Setelah membeli beberap kaleng, aku kembali ke mobil dan mengantar gadis ini pulang ke rumahnya.

**

“Terimakasih, Tuan!” Katanya dengan ramah memasukkan wajahnya ke jendela mobil. “Tidak apa-apa. Sampai jumpa malam besok.” Kataku yang masih duduk di kursi kemudi. “Memangnya Anda hendak membeliku lagi? Tidakkah kau bosan? Maksudku, tidak ada pelanggan yang datang padaku hingga lebih dari tiga kali!” Katanya dengan polos membuatku seketika tertawa. “Tidak, aku tidak bosan!” Kataku menghentikan tawaku dan menyisakan tanda tanya di wajah gadis ini. “Ayo! Masuk sana! Cuaca semakin dingin!” Suruhku. Ia menengok ke rumahnya lalu kembali ke arahku. “Baik, Tuan. Hati-hati! Oh iya, besok aku ingin yang lebih menantang. Bagaimana dengan mengunjungi rumahmu dan membeli beberapa kondom?” Katanya sangat polos. Bagaimana bisa kau pikir beer saja sudah diharamkan apalagi melakukan seks? “Baik. Besok aku akan membawamu ke rumahku.” Kataku membuatnya tersenyum.
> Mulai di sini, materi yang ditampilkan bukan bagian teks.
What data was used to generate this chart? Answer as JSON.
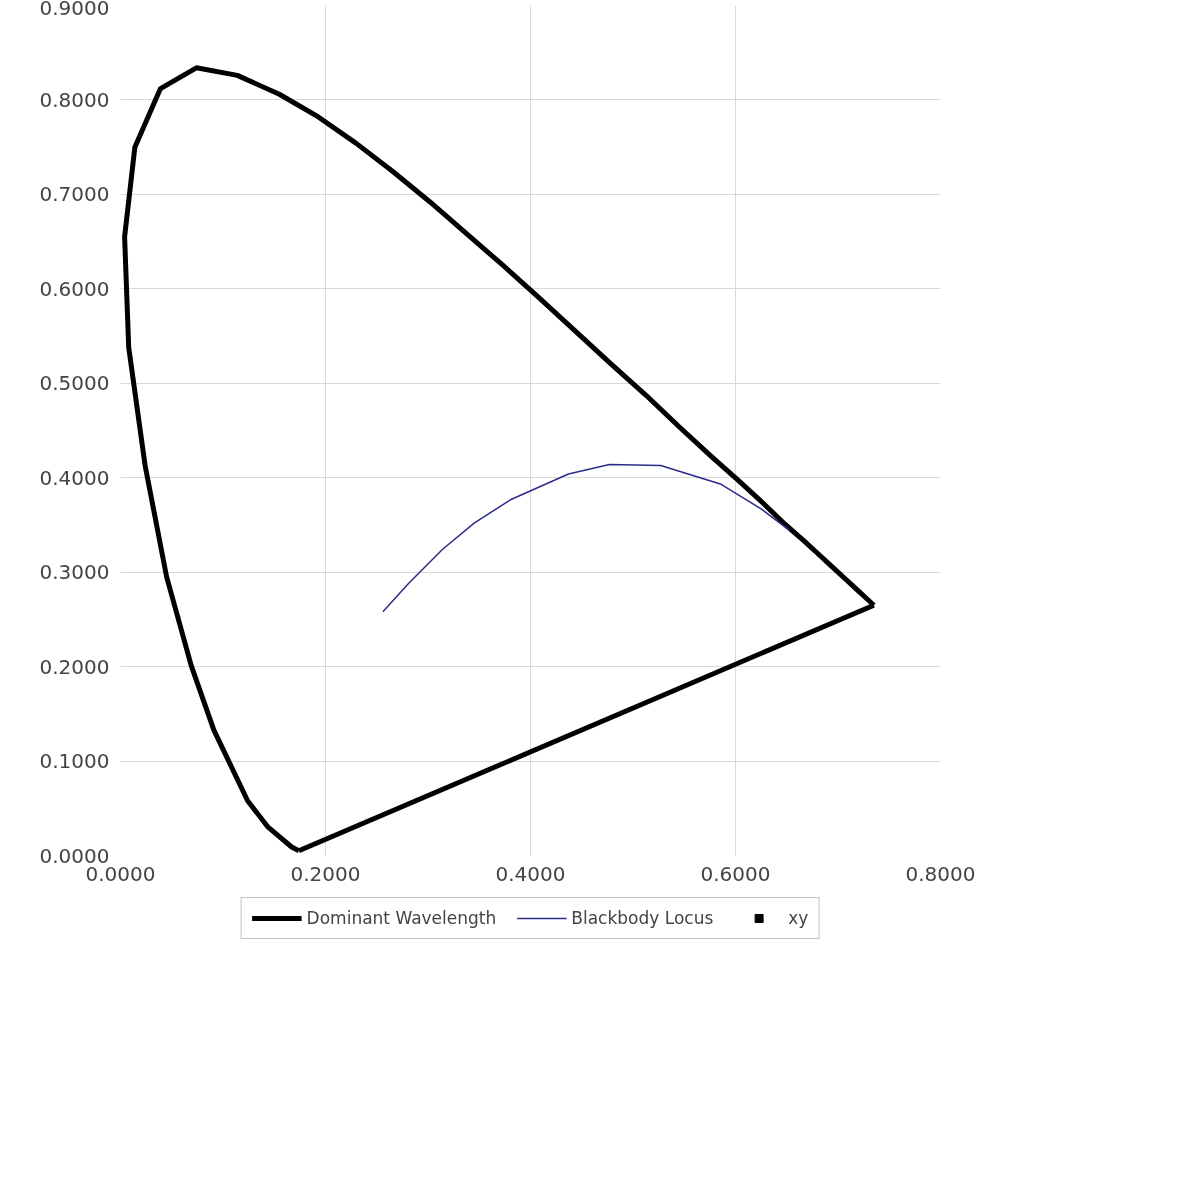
{
  "chart_data": {
    "type": "line",
    "xlim": [
      0,
      0.8
    ],
    "ylim": [
      0,
      0.9
    ],
    "xticks": [
      {
        "value": 0,
        "label": "0.0000"
      },
      {
        "value": 0.2,
        "label": "0.2000"
      },
      {
        "value": 0.4,
        "label": "0.4000"
      },
      {
        "value": 0.6,
        "label": "0.6000"
      },
      {
        "value": 0.8,
        "label": "0.8000"
      }
    ],
    "yticks": [
      {
        "value": 0,
        "label": "0.0000"
      },
      {
        "value": 0.1,
        "label": "0.1000"
      },
      {
        "value": 0.2,
        "label": "0.2000"
      },
      {
        "value": 0.3,
        "label": "0.3000"
      },
      {
        "value": 0.4,
        "label": "0.4000"
      },
      {
        "value": 0.5,
        "label": "0.5000"
      },
      {
        "value": 0.6,
        "label": "0.6000"
      },
      {
        "value": 0.7,
        "label": "0.7000"
      },
      {
        "value": 0.8,
        "label": "0.8000"
      },
      {
        "value": 0.9,
        "label": "0.9000"
      }
    ],
    "grid": true,
    "legend": "bottom",
    "marker": "none",
    "line_style": "solid",
    "series": [
      {
        "name": "Dominant Wavelength",
        "color": "#000000",
        "x": [
          0.174,
          0.167,
          0.144,
          0.124,
          0.091,
          0.069,
          0.045,
          0.024,
          0.008,
          0.004,
          0.014,
          0.039,
          0.074,
          0.114,
          0.155,
          0.193,
          0.23,
          0.266,
          0.302,
          0.337,
          0.373,
          0.409,
          0.444,
          0.479,
          0.513,
          0.545,
          0.575,
          0.603,
          0.627,
          0.648,
          0.666,
          0.68,
          0.692,
          0.701,
          0.708,
          0.714,
          0.719,
          0.723,
          0.726,
          0.73,
          0.735
        ],
        "values": [
          0.005,
          0.009,
          0.03,
          0.058,
          0.133,
          0.201,
          0.295,
          0.413,
          0.538,
          0.655,
          0.75,
          0.812,
          0.834,
          0.826,
          0.806,
          0.782,
          0.754,
          0.724,
          0.692,
          0.659,
          0.625,
          0.59,
          0.555,
          0.52,
          0.487,
          0.454,
          0.424,
          0.397,
          0.373,
          0.351,
          0.334,
          0.32,
          0.308,
          0.299,
          0.292,
          0.286,
          0.281,
          0.277,
          0.274,
          0.27,
          0.265
        ]
      },
      {
        "color": "#000000",
        "x": [
          0.735,
          0.174
        ],
        "values": [
          0.265,
          0.005
        ]
      },
      {
        "name": "Blackbody Locus",
        "color": "#2b2b8a",
        "x": [
          0.256,
          0.281,
          0.314,
          0.345,
          0.381,
          0.437,
          0.477,
          0.527,
          0.586,
          0.625,
          0.653
        ],
        "values": [
          0.258,
          0.288,
          0.324,
          0.352,
          0.377,
          0.404,
          0.414,
          0.413,
          0.393,
          0.367,
          0.344
        ]
      },
      {
        "name": "xy",
        "color": "#000000",
        "type": "scatter",
        "marker": "square"
      }
    ]
  }
}
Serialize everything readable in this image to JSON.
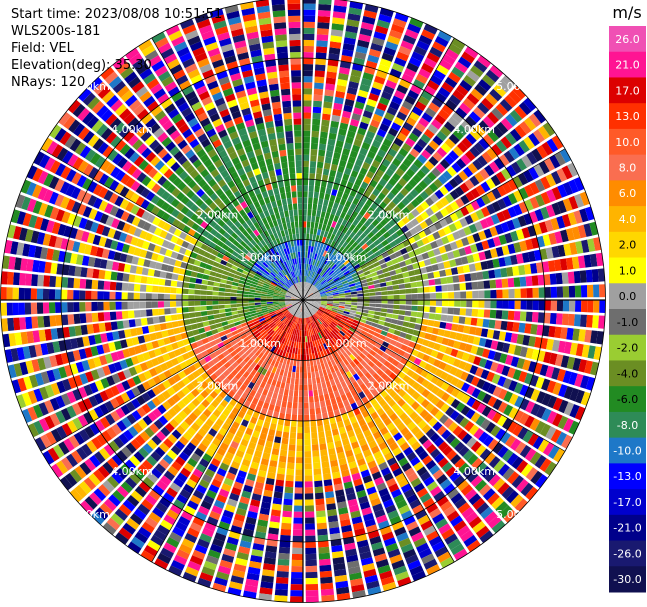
{
  "header": {
    "start_time": "Start time: 2023/08/08 10:51:51",
    "instrument": "WLS200s-181",
    "field": "Field: VEL",
    "elevation": "Elevation(deg): 35.30",
    "nrays": "NRays: 120"
  },
  "chart_data": {
    "type": "heatmap",
    "projection": "polar-ppi",
    "field": "VEL",
    "unit": "m/s",
    "n_rays": 120,
    "elevation_deg": 35.3,
    "max_range_km": 5.0,
    "range_rings_km": [
      1.0,
      2.0,
      4.0,
      5.0
    ],
    "ring_labels": [
      "1.00km",
      "2.00km",
      "4.00km",
      "5.00km"
    ],
    "spoke_angles_deg": [
      0,
      30,
      60,
      90,
      120,
      150,
      180,
      210,
      240,
      270,
      300,
      330
    ],
    "colorbar": {
      "label": "m/s",
      "tick_labels": [
        "26.0",
        "21.0",
        "17.0",
        "13.0",
        "10.0",
        "8.0",
        "6.0",
        "4.0",
        "2.0",
        "1.0",
        "0.0",
        "-1.0",
        "-2.0",
        "-4.0",
        "-6.0",
        "-8.0",
        "-10.0",
        "-13.0",
        "-17.0",
        "-21.0",
        "-26.0",
        "-30.0"
      ],
      "bounds": [
        30,
        26,
        21,
        17,
        13,
        10,
        8,
        6,
        4,
        2,
        1,
        0,
        -1,
        -2,
        -4,
        -6,
        -8,
        -10,
        -13,
        -17,
        -21,
        -26,
        -30
      ],
      "colors": [
        "#f050b4",
        "#ff1493",
        "#dc0000",
        "#ff3000",
        "#ff5a28",
        "#fa6e50",
        "#ff8c00",
        "#ffb400",
        "#ffd700",
        "#ffff00",
        "#a0a0a0",
        "#6e6e6e",
        "#9acd32",
        "#6b8e23",
        "#228b22",
        "#2e8b57",
        "#1e78c8",
        "#0000ff",
        "#0000cd",
        "#00008b",
        "#191970",
        "#101050"
      ]
    },
    "regions": [
      {
        "from_km": 0.0,
        "to_km": 0.3,
        "az_from": 0,
        "az_to": 360,
        "mean_ms": 0.0,
        "noise": 0
      },
      {
        "from_km": 0.3,
        "to_km": 1.0,
        "az_from": 300,
        "az_to": 80,
        "mean_ms": -9.0,
        "noise": 1.5
      },
      {
        "from_km": 0.3,
        "to_km": 1.0,
        "az_from": 80,
        "az_to": 110,
        "mean_ms": -1.0,
        "noise": 1.5
      },
      {
        "from_km": 0.3,
        "to_km": 1.0,
        "az_from": 110,
        "az_to": 250,
        "mean_ms": 17.0,
        "noise": 2.0
      },
      {
        "from_km": 0.3,
        "to_km": 1.0,
        "az_from": 250,
        "az_to": 300,
        "mean_ms": -4.0,
        "noise": 1.5
      },
      {
        "from_km": 1.0,
        "to_km": 2.0,
        "az_from": 300,
        "az_to": 60,
        "mean_ms": -6.0,
        "noise": 1.5
      },
      {
        "from_km": 1.0,
        "to_km": 2.0,
        "az_from": 60,
        "az_to": 110,
        "mean_ms": -2.0,
        "noise": 2.0
      },
      {
        "from_km": 1.0,
        "to_km": 2.0,
        "az_from": 110,
        "az_to": 250,
        "mean_ms": 10.0,
        "noise": 2.0
      },
      {
        "from_km": 1.0,
        "to_km": 2.0,
        "az_from": 250,
        "az_to": 300,
        "mean_ms": -3.0,
        "noise": 1.5
      },
      {
        "from_km": 2.0,
        "to_km": 3.0,
        "az_from": 300,
        "az_to": 50,
        "mean_ms": -5.0,
        "noise": 2.0
      },
      {
        "from_km": 2.0,
        "to_km": 3.0,
        "az_from": 50,
        "az_to": 100,
        "mean_ms": 0.5,
        "noise": 2.5
      },
      {
        "from_km": 2.0,
        "to_km": 3.0,
        "az_from": 100,
        "az_to": 260,
        "mean_ms": 5.0,
        "noise": 2.0
      },
      {
        "from_km": 2.0,
        "to_km": 3.0,
        "az_from": 260,
        "az_to": 300,
        "mean_ms": 1.0,
        "noise": 2.0
      },
      {
        "from_km": 3.0,
        "to_km": 5.0,
        "az_from": 0,
        "az_to": 360,
        "mean_ms": 0.0,
        "noise": 30
      }
    ]
  }
}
“Selamat malam!” Ucapnya. “Malam.” Balasku. Aku mengawasinya sampai ia masuk ke dalam rumahnya. Ia masuk dan melambaikan tangannya ke arahku. Aku membalasnya. Dan..

Sial!

Kenapa lagi dengan mobil sialan ini? Kenapa mesinnya tiba-tiba mati? Ah! Terpaksa aku harus memeriksanya keluar.

Aku membuka pintu mobil dan bergegas melangkah ke belakang untuk memeriksa mesin. Saat kubuka, mesinnya berasap hitam dan aku tak mengerti apa yang salah dengan semua ini. Tiba-tiba..
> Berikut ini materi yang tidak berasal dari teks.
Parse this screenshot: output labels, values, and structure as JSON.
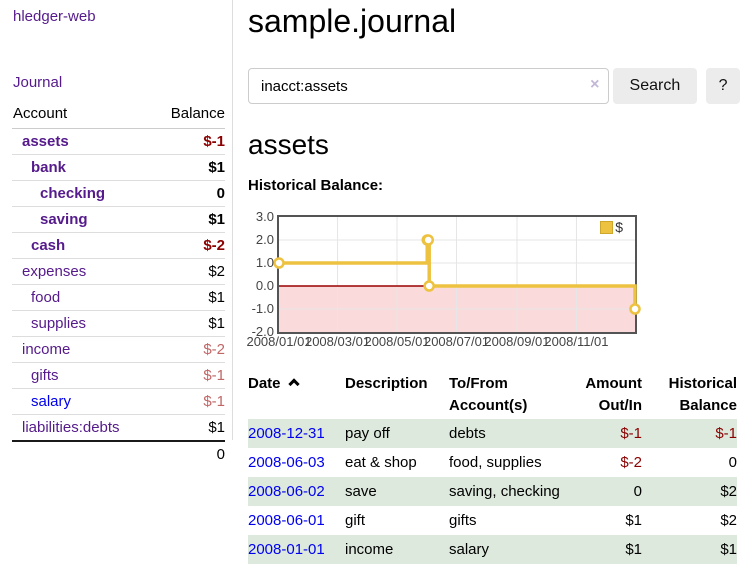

Suara jeritan seorang gadis menyita perhatianku. Lantas saja aku langsung membanting pembuka mesin dan berlari menghampiri sumber suara. Entah mengapa hatiku mengatakan jika gadis ini sedang dalam bahaya. Apakah ibunya yang mulai melakukan macam-macam? Ya Allah, lindungi kami!